We were thinking about ways to assign context positions directly from torch GPU tensors in order to speed up batch processing of force and energy calculations for small systems. The kernels in this plugin, like copyInputs, seem to already provide a blueprint and at first sight it looks pretty straightforward to expose something like setContextPositionsFromTensor(Context& context, torch::Tensor& positions) to the API. I believe that this would be a worthwhile extension that could be useful to others. (Of course, it is not directly related to the main purpose of this plugin but I am sure that you have already thought about this.) Do you see any potential caveats/problems that I am currently overlooking?

Tagging @yaoyic

Thanks, Andreas

peastman commented 4 years ago

You have to be a bit careful about assigning positions. Take a look at https://github.com/openmm/openmm/blob/master/platforms/cuda/src/CudaKernels.cpp#L206-L255, which gets executed when you call setPositions() on a Context. There's a lot more happening there than just copying over one array, and you could easily put things into an inconsistent state that leads to wrong results.

jchodera commented 3 years ago

@peastman: Has this been addressed?

peastman commented 3 years ago

We haven't added the suggested feature. Whether there would be any benefit to it is an open question. You can always set the positions with

context.setPositions(positions.detach().numpy())

The question is whether this approach could reduce overhead by a meaningful amount. Someone would have to try implementing it and see.

Olllom commented 3 years ago

In my opinion this could be really important for a lot of ML+MD applications and drastically reduce CPU<->GPU transfer in applications that require only energy/force evaluations of classical potentials but no integration.

I have not been able to dedicate time to this and will probably not do so in the near future. One thing that scares me a bit is interfacing OpenMM's SWIG wrappers with torch's pybind11 wrappers. A workaround to this could be to just operate with the device pointers rather than the tensors directly but this seems less elegant.
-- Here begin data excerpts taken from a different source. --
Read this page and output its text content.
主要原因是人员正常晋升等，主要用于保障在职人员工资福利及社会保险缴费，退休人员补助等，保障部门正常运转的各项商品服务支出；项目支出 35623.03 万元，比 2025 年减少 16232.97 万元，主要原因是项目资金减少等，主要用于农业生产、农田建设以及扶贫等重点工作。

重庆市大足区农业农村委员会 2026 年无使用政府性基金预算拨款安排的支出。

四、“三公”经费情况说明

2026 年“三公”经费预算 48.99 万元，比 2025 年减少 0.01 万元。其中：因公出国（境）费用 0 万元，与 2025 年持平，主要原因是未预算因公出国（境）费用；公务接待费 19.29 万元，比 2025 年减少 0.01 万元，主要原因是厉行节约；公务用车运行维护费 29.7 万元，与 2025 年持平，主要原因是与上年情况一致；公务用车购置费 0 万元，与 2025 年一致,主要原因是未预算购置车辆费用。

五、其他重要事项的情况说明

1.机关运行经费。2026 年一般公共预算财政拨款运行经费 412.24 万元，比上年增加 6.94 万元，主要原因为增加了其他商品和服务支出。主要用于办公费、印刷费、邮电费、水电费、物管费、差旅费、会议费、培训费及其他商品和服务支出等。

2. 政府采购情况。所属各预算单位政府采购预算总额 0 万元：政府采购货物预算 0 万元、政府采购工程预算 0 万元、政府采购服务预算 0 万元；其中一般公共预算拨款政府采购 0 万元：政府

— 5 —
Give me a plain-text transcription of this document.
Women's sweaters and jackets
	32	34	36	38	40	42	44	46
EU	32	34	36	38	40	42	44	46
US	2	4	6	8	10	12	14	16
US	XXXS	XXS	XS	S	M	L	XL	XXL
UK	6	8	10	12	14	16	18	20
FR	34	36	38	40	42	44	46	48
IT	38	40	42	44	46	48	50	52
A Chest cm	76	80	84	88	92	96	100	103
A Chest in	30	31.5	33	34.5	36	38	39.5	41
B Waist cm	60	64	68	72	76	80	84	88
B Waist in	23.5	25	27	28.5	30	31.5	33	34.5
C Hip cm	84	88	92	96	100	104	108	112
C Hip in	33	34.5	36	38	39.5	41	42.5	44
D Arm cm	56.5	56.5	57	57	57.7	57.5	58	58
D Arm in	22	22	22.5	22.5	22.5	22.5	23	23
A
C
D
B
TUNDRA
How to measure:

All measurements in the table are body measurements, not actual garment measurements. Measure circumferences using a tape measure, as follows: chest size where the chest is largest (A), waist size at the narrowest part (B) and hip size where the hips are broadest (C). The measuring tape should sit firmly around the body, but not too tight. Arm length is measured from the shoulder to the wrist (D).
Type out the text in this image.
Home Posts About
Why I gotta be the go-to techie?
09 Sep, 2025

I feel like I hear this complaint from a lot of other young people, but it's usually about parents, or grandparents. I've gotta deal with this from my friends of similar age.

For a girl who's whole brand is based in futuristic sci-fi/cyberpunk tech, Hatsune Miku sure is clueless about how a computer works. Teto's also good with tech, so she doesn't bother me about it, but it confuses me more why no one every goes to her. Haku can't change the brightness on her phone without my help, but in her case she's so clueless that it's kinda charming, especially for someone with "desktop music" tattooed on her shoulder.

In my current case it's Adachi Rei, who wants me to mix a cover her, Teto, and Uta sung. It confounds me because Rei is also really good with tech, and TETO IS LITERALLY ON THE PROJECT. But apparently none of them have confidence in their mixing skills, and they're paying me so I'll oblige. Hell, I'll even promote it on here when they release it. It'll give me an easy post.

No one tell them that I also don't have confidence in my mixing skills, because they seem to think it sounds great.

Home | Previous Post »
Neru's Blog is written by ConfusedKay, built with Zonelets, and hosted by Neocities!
That said, I could see that this feature would add a lot of flexibility to what can be done efficiently with OpenMM. Many projects in our group could greatly benefit from a tighter integration between OpenMM and pyTorch and I would be extremely grateful if anybody else takes a stab.

@franknoe

peastman commented 3 years ago

I think if you call .data_ptr() on the tensor that will give you the device pointer for it. So we could implement it with a Python function that extracts the pointer from the tensor, then passes it down to the C++ function. That way the C++ code wouldn't have to deal with any PyTorch objects directly, and users would still have a clean API.